E’ ufficiale: la polizia locale sarà armata

Deciso l'acquisto delle pistole. Intanto, nuove soddisfazioni per il polo Falso documentale
Il comandante Giovanni Tesoro con i suoi uomini


ROVIGO – Ora, non ci sono più dubbi. A breve la polizia locale di Rovigo sarà armata. E’ quanto si evince dalla determina con la quale gli uffici dispongono l’acquisto di due armadi blindati per le esigenze di riservatezza e di conservazione di documenti della sezione “Polo falso documentale”, ma anche di un dispositivo di sicurezza per lo scarico delle pistole e delle armi corte in genere. Quest’ultimo è, in buona sostanza, un contenitore metallico, provvisto di vari accorgimenti per assorbire l’eventuale esplosione di un proiettile, nel quale si infila la canna di un’arma da fuoco corta per svolgere le operazioni di scarico in sicurezza.

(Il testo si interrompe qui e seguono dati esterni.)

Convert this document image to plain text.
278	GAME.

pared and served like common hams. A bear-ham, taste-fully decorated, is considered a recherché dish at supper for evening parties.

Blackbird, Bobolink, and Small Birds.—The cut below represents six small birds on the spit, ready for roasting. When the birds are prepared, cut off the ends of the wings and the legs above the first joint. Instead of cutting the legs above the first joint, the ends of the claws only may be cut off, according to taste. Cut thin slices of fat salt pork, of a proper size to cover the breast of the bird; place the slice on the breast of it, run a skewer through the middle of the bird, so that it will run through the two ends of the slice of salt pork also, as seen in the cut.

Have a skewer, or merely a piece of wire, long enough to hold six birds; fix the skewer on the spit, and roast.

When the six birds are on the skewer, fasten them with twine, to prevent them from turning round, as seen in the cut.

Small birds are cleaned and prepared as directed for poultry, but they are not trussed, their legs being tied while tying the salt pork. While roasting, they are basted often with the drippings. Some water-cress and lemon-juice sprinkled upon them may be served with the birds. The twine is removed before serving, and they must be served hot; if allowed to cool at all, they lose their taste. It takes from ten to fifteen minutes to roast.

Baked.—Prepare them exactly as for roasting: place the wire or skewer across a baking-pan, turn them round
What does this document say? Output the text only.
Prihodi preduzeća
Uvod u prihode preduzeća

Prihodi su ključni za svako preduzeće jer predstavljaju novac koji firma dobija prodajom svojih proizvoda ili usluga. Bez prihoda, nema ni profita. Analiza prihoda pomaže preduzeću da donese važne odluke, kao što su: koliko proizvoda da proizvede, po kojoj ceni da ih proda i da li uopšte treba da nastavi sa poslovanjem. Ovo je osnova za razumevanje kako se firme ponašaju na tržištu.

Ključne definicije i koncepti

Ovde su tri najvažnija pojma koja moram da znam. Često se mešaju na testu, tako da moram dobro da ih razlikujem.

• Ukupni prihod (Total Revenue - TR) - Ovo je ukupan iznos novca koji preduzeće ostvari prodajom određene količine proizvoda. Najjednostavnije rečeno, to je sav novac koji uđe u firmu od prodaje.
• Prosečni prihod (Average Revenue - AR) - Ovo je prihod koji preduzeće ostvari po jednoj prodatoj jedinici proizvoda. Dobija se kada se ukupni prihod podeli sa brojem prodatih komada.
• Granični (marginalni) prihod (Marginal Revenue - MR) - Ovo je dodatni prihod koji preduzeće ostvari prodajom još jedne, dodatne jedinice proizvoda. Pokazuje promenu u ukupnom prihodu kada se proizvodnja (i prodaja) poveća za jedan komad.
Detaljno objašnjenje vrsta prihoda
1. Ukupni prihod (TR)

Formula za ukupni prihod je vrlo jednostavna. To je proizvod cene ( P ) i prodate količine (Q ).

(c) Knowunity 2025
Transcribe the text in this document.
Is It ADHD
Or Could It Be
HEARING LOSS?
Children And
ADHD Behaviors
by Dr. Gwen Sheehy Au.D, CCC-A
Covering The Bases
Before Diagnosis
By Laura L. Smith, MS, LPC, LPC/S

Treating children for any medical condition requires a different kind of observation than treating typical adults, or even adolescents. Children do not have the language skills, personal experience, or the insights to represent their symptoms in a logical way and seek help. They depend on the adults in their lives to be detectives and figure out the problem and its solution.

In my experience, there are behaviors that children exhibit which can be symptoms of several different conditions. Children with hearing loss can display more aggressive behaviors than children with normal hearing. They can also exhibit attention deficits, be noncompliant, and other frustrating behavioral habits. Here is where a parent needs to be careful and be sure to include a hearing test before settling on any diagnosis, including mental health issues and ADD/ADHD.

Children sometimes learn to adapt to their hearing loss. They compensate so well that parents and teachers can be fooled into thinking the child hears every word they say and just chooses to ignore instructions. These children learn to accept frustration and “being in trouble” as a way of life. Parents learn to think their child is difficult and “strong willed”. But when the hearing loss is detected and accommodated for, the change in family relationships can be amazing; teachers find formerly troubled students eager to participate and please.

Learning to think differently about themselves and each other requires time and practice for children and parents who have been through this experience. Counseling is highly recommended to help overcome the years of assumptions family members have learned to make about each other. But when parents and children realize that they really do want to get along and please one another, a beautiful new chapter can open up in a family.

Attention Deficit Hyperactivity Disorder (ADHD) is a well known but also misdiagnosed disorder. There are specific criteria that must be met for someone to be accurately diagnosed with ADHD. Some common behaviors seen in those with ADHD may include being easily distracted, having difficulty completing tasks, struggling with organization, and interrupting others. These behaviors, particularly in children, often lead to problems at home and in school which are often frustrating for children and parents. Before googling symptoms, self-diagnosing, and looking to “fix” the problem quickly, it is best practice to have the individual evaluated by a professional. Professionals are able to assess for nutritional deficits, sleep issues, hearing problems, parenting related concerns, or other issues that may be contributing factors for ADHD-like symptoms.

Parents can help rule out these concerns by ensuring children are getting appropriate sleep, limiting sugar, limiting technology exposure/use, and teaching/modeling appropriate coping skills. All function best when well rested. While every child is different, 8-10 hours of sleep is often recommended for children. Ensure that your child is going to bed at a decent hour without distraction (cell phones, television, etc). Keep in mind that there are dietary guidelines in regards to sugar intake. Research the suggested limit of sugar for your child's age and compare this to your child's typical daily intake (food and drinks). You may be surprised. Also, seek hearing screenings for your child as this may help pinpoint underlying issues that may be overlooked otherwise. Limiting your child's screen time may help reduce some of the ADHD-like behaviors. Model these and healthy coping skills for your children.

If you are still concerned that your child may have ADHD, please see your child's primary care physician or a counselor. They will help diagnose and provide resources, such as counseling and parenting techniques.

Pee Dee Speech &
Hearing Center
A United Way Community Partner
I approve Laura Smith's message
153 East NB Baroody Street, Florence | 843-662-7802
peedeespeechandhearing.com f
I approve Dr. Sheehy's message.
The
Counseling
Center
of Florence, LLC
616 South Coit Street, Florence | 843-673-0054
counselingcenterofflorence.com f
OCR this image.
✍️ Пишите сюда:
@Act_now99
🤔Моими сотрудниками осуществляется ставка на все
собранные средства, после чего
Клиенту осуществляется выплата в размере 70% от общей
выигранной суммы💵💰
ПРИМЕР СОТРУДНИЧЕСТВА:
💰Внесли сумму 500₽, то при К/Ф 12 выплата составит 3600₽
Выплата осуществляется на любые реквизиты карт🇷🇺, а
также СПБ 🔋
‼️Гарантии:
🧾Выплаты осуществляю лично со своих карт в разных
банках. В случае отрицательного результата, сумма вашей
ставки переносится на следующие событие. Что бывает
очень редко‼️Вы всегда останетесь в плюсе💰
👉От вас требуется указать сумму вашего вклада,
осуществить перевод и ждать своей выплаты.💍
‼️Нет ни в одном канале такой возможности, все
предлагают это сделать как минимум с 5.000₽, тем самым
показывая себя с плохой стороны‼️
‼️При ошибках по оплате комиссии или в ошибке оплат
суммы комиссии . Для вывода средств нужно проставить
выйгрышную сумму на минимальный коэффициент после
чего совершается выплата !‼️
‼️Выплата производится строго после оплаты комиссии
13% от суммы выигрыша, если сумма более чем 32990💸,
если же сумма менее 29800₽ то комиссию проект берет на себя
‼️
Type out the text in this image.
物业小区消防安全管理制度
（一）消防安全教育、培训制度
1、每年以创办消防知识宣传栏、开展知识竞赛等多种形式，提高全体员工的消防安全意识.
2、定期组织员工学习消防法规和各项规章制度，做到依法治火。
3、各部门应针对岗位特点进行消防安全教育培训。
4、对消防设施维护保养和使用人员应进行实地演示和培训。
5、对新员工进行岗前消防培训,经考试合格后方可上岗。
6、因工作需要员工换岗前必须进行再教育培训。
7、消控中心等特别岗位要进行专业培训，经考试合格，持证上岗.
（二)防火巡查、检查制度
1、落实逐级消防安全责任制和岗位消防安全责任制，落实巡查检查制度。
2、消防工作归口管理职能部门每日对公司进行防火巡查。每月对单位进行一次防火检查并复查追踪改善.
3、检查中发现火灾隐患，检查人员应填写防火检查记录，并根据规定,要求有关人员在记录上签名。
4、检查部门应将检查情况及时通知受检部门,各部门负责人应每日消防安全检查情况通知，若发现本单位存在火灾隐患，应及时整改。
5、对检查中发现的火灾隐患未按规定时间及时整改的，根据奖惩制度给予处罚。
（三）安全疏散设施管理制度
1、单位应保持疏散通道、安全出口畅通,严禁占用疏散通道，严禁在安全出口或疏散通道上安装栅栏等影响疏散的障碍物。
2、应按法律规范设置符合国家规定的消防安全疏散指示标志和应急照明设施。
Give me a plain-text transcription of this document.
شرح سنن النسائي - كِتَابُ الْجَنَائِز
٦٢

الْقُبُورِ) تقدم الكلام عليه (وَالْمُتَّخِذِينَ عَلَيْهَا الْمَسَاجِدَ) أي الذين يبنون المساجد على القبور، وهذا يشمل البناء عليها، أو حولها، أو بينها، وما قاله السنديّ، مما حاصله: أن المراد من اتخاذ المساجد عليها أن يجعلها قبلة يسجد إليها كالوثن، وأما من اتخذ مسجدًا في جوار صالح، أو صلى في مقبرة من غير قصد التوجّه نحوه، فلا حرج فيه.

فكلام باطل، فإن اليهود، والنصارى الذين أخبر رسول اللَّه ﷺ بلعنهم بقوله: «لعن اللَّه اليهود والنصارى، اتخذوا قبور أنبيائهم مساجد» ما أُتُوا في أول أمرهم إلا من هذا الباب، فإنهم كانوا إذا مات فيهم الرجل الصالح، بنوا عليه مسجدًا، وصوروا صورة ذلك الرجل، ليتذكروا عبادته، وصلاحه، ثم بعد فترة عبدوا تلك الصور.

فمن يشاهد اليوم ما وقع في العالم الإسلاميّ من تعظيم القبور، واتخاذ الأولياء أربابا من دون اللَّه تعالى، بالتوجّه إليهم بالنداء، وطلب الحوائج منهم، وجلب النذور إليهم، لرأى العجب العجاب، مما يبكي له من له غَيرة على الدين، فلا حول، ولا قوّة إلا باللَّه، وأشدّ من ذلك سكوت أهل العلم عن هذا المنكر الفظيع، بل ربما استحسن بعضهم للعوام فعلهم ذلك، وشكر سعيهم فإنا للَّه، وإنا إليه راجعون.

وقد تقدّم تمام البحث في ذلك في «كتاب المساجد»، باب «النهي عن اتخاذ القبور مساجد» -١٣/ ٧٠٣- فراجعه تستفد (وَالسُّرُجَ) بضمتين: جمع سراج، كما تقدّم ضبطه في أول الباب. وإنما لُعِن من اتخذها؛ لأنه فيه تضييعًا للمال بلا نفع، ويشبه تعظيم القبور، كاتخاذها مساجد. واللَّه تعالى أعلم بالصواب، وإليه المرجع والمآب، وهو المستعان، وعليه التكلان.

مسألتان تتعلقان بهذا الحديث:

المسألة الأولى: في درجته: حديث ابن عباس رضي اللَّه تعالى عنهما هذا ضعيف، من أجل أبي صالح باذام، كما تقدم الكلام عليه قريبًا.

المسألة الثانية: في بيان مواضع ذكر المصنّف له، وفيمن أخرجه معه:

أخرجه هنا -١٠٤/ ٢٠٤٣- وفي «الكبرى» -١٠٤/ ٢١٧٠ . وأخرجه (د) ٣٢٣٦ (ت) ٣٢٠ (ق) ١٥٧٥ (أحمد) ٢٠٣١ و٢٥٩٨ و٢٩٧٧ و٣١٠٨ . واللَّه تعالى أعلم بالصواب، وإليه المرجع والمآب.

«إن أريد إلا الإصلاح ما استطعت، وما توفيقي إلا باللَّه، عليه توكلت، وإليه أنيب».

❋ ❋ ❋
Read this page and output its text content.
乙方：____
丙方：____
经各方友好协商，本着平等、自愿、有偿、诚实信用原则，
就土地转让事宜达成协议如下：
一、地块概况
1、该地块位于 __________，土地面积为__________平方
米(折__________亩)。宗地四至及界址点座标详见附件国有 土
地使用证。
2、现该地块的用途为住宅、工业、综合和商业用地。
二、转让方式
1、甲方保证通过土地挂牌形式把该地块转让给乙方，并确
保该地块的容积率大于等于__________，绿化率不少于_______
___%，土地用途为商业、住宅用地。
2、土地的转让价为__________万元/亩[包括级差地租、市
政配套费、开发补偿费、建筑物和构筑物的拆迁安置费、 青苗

I due acquisti, per una somma di poco superiore ai 3mila euro, hanno ragioni molto differenti. Quello dei due armadi blindati è una logica conseguenza del livello di eccellenza raggiunto dal personale del polo Falso documentale, guidato da Riccardo Evangelista. La competenza nell’individuare documenti falsi e contraffatti, oltre a fare sì Evangelista sia stato chiamato ad addestrare, in questo ambito, nientedimeno che gli agenti speciali dell’Air Force (LEGGI ARTICOLO) ha portato un numero crescente di procure italiane a fare capo al comando di viale Oroboni per perizie e consulenze. Qui, così, affluiscono documenti riservati e importanti, oggetto di indagine, che vanno conservati in maniera che solo il personale autorizzato li possa avvicinare

La decisione di armare la polizia locale, invece, è il punto di approdo di un impiego sempre più operativo del personale, voluto dal comandante Giovanni Tesoro, con impiego, all’occorrenza, anche in orario serale notturno e una operatività che consenta il pieno supporto, ove necessario, alle altre forze dell’ordine. Un impiego di questo tipo, su strada e anche in contesti potenzialmente difficile, rende necessario però dotare il personale delle protezioni e delle dotazioni del caso. In primo luogo, allora, era stato disposto l’acquisto dei giubbotti antitaglio (LEGGI ARTICOLO). Ora si acquista il dispositivo per lo scarico delle armi. Il prossimo passo, a breve, come spiega la stessa delibera, sarà l’arrivo delle pistole.